Unfortunately, we’re bad at making decisions. We have a prejudice for being wrong. Even when we’re offered help and even if the decision is — rationally speaking — obvious, we seem determined to miss the mark. In other words we are, to varying degrees, stupid, and the result is often, to varying degrees, tragic. But not exclusively tragic. Because there is always a chance for comedy.

For example, let’s say we stick with our original choice, as most people tend to do. If it turns out to be wrong, the verdict is pretty cut and dry. We made the wrong choice. But if we stick with our original choice and our original choice turns out to be right, we’ve actually still made the wrong decision within the logic of the game. There’s no reason we should have stayed. Our reward is only the result of dumb luck (if that’s the right phrase).
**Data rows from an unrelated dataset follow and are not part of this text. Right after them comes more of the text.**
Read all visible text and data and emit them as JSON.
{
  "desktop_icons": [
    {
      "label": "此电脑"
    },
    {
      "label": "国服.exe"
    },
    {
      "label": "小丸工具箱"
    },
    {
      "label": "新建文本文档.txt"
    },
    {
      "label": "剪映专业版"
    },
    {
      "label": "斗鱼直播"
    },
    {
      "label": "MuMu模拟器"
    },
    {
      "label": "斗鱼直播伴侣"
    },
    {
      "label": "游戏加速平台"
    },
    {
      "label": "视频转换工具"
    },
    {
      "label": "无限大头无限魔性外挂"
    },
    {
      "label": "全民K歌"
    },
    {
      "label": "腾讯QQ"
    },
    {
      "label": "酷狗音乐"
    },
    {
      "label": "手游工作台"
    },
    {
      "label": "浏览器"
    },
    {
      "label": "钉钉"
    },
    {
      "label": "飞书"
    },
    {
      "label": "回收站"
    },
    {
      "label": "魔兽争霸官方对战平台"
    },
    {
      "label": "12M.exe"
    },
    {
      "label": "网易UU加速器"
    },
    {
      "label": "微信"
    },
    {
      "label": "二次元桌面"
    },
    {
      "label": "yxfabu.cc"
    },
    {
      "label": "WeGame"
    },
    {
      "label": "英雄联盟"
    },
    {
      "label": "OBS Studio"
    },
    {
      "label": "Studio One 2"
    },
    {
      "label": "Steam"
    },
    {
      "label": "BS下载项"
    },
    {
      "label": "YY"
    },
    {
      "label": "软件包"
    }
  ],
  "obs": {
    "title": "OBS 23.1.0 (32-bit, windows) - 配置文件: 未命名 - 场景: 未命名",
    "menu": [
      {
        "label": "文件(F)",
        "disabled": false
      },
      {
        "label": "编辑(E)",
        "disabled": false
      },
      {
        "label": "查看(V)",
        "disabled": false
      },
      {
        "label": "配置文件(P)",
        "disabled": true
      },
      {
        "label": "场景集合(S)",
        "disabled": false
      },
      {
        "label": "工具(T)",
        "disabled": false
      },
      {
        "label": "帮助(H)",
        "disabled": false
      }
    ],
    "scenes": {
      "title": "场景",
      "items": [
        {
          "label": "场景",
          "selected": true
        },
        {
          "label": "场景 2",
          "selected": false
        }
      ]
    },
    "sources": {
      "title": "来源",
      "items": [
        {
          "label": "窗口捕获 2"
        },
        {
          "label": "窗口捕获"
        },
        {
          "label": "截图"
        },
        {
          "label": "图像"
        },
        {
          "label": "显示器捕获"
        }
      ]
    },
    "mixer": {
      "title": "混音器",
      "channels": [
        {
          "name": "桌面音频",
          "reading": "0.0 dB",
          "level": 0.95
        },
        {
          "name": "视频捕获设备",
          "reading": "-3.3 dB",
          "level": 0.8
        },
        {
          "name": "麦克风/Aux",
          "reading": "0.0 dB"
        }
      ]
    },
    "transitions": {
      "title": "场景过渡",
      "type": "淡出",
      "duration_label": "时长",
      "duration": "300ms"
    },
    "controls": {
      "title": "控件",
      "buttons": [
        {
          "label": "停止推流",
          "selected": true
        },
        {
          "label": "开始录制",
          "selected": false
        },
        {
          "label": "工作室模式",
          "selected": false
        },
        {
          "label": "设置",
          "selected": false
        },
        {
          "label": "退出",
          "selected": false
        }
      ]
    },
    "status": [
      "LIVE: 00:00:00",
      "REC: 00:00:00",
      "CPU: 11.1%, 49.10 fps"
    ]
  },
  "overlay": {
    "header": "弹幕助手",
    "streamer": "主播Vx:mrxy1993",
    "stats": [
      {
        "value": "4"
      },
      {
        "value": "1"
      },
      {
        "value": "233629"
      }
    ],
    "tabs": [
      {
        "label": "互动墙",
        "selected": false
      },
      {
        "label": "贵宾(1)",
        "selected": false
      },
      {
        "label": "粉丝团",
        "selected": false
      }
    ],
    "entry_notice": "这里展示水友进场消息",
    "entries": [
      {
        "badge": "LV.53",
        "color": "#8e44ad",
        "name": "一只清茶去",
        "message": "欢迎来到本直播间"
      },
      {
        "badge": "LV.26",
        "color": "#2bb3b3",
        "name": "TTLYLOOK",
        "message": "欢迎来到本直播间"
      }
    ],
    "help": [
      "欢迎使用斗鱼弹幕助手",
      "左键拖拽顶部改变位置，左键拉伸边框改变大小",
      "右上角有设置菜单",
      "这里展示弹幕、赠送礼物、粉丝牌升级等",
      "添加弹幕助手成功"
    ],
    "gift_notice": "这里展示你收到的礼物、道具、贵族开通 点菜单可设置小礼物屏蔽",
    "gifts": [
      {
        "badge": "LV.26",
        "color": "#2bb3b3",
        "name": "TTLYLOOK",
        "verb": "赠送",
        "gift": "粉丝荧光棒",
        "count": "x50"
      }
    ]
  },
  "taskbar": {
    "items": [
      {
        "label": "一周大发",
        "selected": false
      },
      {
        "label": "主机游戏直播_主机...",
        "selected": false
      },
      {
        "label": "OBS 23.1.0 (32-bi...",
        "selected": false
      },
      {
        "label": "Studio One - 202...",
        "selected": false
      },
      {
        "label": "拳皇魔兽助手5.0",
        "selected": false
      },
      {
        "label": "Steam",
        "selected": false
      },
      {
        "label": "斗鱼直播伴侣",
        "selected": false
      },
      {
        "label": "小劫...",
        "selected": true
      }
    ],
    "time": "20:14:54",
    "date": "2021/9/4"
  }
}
We’ve won, but we didn’t deserve it.

In which case, with a few adjustments and clarifications, we could call this universal and intractable phenomenon the Monty Hall Problem of Sin and Grace.

1

Here’s where it’s important to note that the Monty Hall problem is hypothetical: the game wasn’t actually played this way, presumably because it would’ve cost the show too many cars.

2

A sharp insight from Mr. Hall, and a serendipitous opportunity to remind you that the other Mr. Hall — that is, yours truly — will be blogging through The Turn of the Screw in October. Act now to purchase your copy and read along!

3

To crib from The Wire.

4

What remains a mystery is why so many PhDs in the ’90s were reading Parade.